TV Free Week is a popular item on parenting blogs. If you browse Pinterest, you can find hundred of pins listing 10, 50, or 101 things to do without TV. Those things are useful, in a way. Smart mamas always have something they can pull out of their sleeve when the kids desperately need some sort of direction.
But, in essence, often the TV Free activities are merely a substitution. It’s replacement entertainment- instead of Phineas and Ferb, it’s Mom making paint out of milk and KoolAid packets on a cookie sheet, then setting up a pre-planned activity. The kids just need to show up.
Filler activities that still have no useful purpose. It makes Mom the primary entertainer, rather than the primary teacher.
Time spent with parents is a good thing. However, I am of the unpopular opinion that time spent with parents should not always be kid-centered. I think it’s vital for kids to see their parents at work, and to be brought alongside that work.
Mindless entertainment is like cotton candy. Occasionally a fun treat, but you can’t live on it. You shouldn’t have it every day, and too much causes ill effects.
It is not my responsibility to entertain my child. It’s my duty to teach them to become responsible adults. And so, I find myself rejecting the lists of Boredom Busters that require Mom (me!) to orchestrate grand projects, gather supplies, make templates, purchase special items (and then clean up after it all.)
Certainly, there is much value in child’s play. But I’m rebelling. I’m letting child’s play be child’s play. This is not to say that I don’t enjoy a tea party or two. Coloring? I’m all over that. But otherwise? I’m leaving my kids to their own devices.

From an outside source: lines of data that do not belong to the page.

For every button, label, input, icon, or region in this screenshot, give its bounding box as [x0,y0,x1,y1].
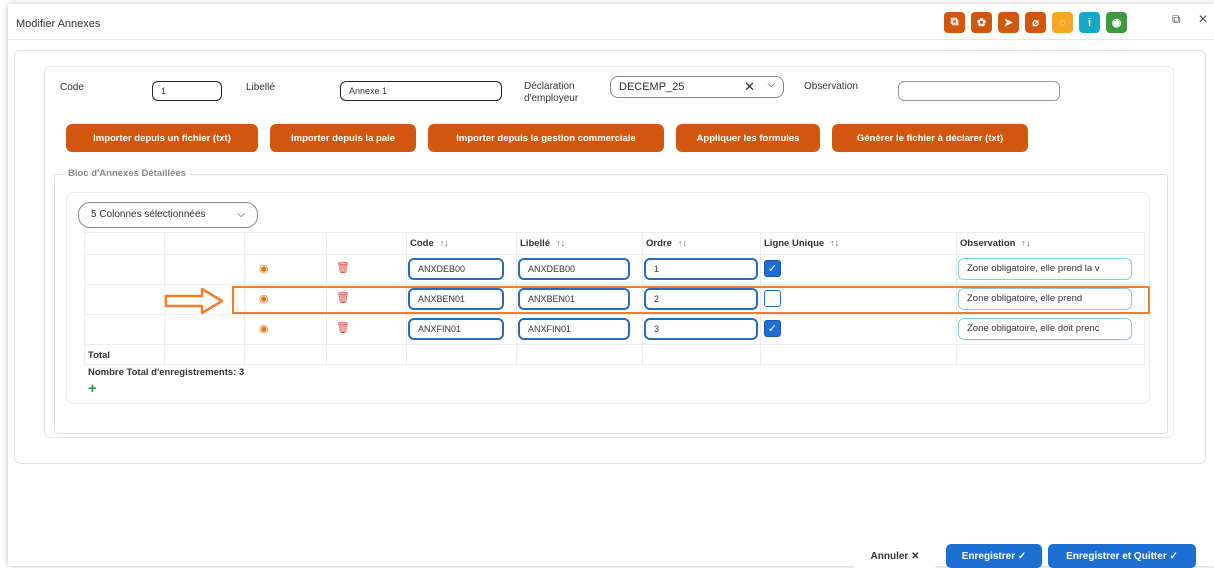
columns-selector-label: 5 Colonnes sélectionnées [91,209,206,220]
cancel-button[interactable]: Annuler ✕ [852,544,938,568]
clear-icon[interactable]: ✕ [744,79,755,95]
header-code[interactable]: Code ↑↓ [410,238,449,249]
row-observation-input[interactable]: Zone obligatoire, elle prend la v [958,258,1132,280]
sort-icon[interactable]: ↑↓ [440,238,449,248]
eye-icon[interactable]: ◉ [1106,12,1127,33]
apply-formulas-button[interactable]: Appliquer les formules [676,124,820,152]
row-libelle-input[interactable]: ANXDEB00 [518,258,630,280]
declaration-label-line2: d'employeur [524,93,579,104]
grid-line [84,232,85,366]
info-icon[interactable]: i [1079,12,1100,33]
header-observation[interactable]: Observation ↑↓ [960,238,1030,249]
sort-icon[interactable]: ↑↓ [830,238,839,248]
comment-icon[interactable]: ◌ [1052,12,1073,33]
declaration-label-line1: Déclaration [524,81,575,92]
grid-line [84,284,1144,285]
observation-field[interactable] [898,81,1060,101]
trash-icon[interactable]: 🗑 [336,321,350,334]
title-bar: Modifier Annexes ⧉ ✿ ➤ ⌀ ◌ i ◉ ⧉ ✕ [8,4,1214,40]
grid-line [84,314,1144,315]
save-and-quit-button[interactable]: Enregistrer et Quitter ✓ [1048,544,1196,568]
row-libelle-input[interactable]: ANXFIN01 [518,318,630,340]
libelle-label: Libellé [246,82,275,93]
window-title: Modifier Annexes [16,18,101,30]
header-ligne-unique[interactable]: Ligne Unique ↑↓ [764,238,839,249]
row-ordre-input[interactable]: 1 [644,258,758,280]
grid-line [84,364,1144,365]
declaration-select[interactable]: DECEMP_25 ✕ ⌵ [610,76,784,98]
header-observation-label: Observation [960,238,1016,249]
sort-icon[interactable]: ↑↓ [678,238,687,248]
chevron-down-icon[interactable]: ⌵ [767,79,775,90]
code-label: Code [60,82,84,93]
header-ordre-label: Ordre [646,238,672,249]
row-code-input[interactable]: ANXDEB00 [408,258,504,280]
maximize-icon[interactable]: ⧉ [1172,12,1181,27]
chevron-down-icon: ⌵ [237,209,245,220]
declaration-label: Déclaration d'employeur [524,81,578,105]
ligne-unique-checkbox[interactable]: ✓ [764,260,781,277]
import-paie-button[interactable]: Importer depuis la paie [270,124,416,152]
toolbar-icons: ⧉ ✿ ➤ ⌀ ◌ i ◉ [944,12,1127,33]
row-ordre-input[interactable]: 3 [644,318,758,340]
layers-icon[interactable]: ⧉ [944,12,965,33]
add-icon[interactable]: + [88,380,97,397]
view-icon[interactable]: ◉ [259,322,269,335]
code-field[interactable]: 1 [152,81,222,101]
send-icon[interactable]: ➤ [998,12,1019,33]
arrow-right-icon [164,287,224,315]
grid-line [84,254,1144,255]
view-icon[interactable]: ◉ [259,262,269,275]
ligne-unique-checkbox[interactable]: ✓ [764,320,781,337]
save-button[interactable]: Enregistrer ✓ [946,544,1042,568]
row-observation-input[interactable]: Zone obligatoire, elle doit prenc [958,318,1132,340]
header-ordre[interactable]: Ordre ↑↓ [646,238,687,249]
observation-label: Observation [804,81,858,92]
import-file-button[interactable]: Importer depuis un fichier (txt) [66,124,258,152]
total-label: Total [88,350,110,361]
header-libelle[interactable]: Libellé ↑↓ [520,238,565,249]
header-libelle-label: Libellé [520,238,551,249]
generate-file-button[interactable]: Générer le fichier à déclarer (txt) [832,124,1028,152]
grid-line [84,232,1144,233]
header-ligne-unique-label: Ligne Unique [764,238,825,249]
attachment-icon[interactable]: ⌀ [1025,12,1046,33]
settings-icon[interactable]: ✿ [971,12,992,33]
trash-icon[interactable]: 🗑 [336,261,350,274]
sort-icon[interactable]: ↑↓ [556,238,565,248]
columns-selector[interactable]: 5 Colonnes sélectionnées ⌵ [78,202,258,228]
row-highlight-frame [232,286,1150,314]
record-count: Nombre Total d'enregistrements: 3 [88,367,245,378]
row-code-input[interactable]: ANXFIN01 [408,318,504,340]
grid-line [84,344,1144,345]
import-gestion-button[interactable]: Importer depuis la gestion commerciale [428,124,664,152]
header-code-label: Code [410,238,434,249]
declaration-value: DECEMP_25 [619,81,685,93]
sort-icon[interactable]: ↑↓ [1021,238,1030,248]
close-icon[interactable]: ✕ [1198,12,1208,26]
bloc-legend: Bloc d'Annexes Détaillées [64,168,190,179]
libelle-field[interactable]: Annexe 1 [340,81,502,101]
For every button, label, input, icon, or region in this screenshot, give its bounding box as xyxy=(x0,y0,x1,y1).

To play their own games. Yes, this means that Mr X will have to be both the tan and the green army men in his game. This means that Miss V will have to provide voices for the Littlest Pet Shop bunny and the LPS dogs. The kids are more than welcome to devise their own milk paint experiments- doing it themselves, including cleanup. (That’s not mindless entertainment, that’s rudimentary project management and planning. Good skills to develop!)

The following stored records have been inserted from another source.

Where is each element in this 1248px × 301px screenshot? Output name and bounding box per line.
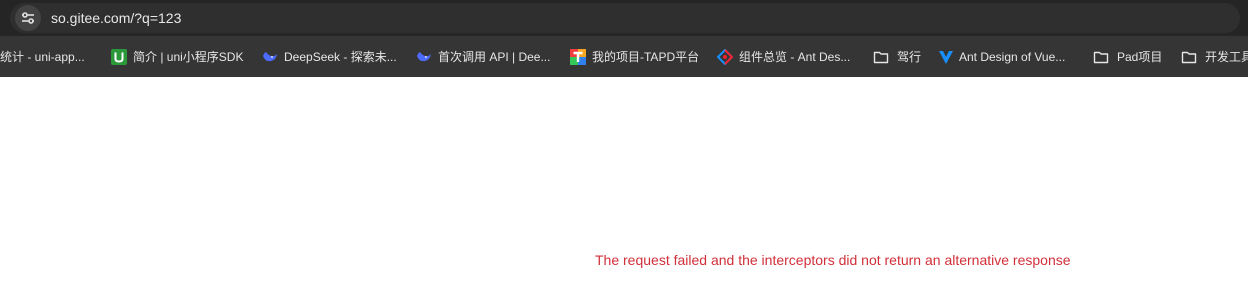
folder-icon [1093,51,1109,64]
bookmark-label: Pad项目 [1117,50,1163,64]
bookmark-label: 我的项目-TAPD平台 [592,50,700,64]
page-content: The request failed and the interceptors … [0,77,1248,301]
site-info-icon[interactable] [15,5,41,31]
url-text[interactable]: so.gitee.com/?q=123 [51,10,181,26]
bookmark-label: 首次调用 API | Dee... [438,50,551,64]
bookmarks-bar: 统计 - uni-app... 简介 | uni小程序SDK DeepSeek … [0,36,1248,77]
ant-design-icon [717,49,733,65]
deepseek-icon [263,52,277,62]
tapd-icon [570,49,586,65]
folder-icon [873,51,889,64]
bookmark-label: 驾行 [897,50,922,64]
bookmark-label: 组件总览 - Ant Des... [739,50,851,64]
omnibox[interactable]: so.gitee.com/?q=123 [10,3,1240,33]
address-bar: so.gitee.com/?q=123 [0,0,1248,36]
bookmark-label: 简介 | uni小程序SDK [133,50,244,64]
ant-design-vue-icon [939,51,953,64]
bookmark-label: Ant Design of Vue... [959,50,1066,64]
deepseek-icon [417,52,431,62]
error-message: The request failed and the interceptors … [595,252,1071,268]
bookmark-label: 统计 - uni-app... [0,50,85,64]
folder-icon [1181,51,1197,64]
uni-icon [111,49,127,65]
bookmark-label: DeepSeek - 探索未... [284,50,397,64]
bookmark-label: 开发工具 [1205,50,1248,64]
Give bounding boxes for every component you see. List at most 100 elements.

And since I’m not handing them entertainment on a silver platter, it means that they will have to entertain themselves.
It means that my kids might just get bored.
Is there value to boredom?
I think so. Because essentially, boredom is space. Breathing room.
Room for the mind to wander. Room to create individual thoughts, form individual opinions. Room to grow.
Do you let your kids get bored, or do you avoid it at all costs?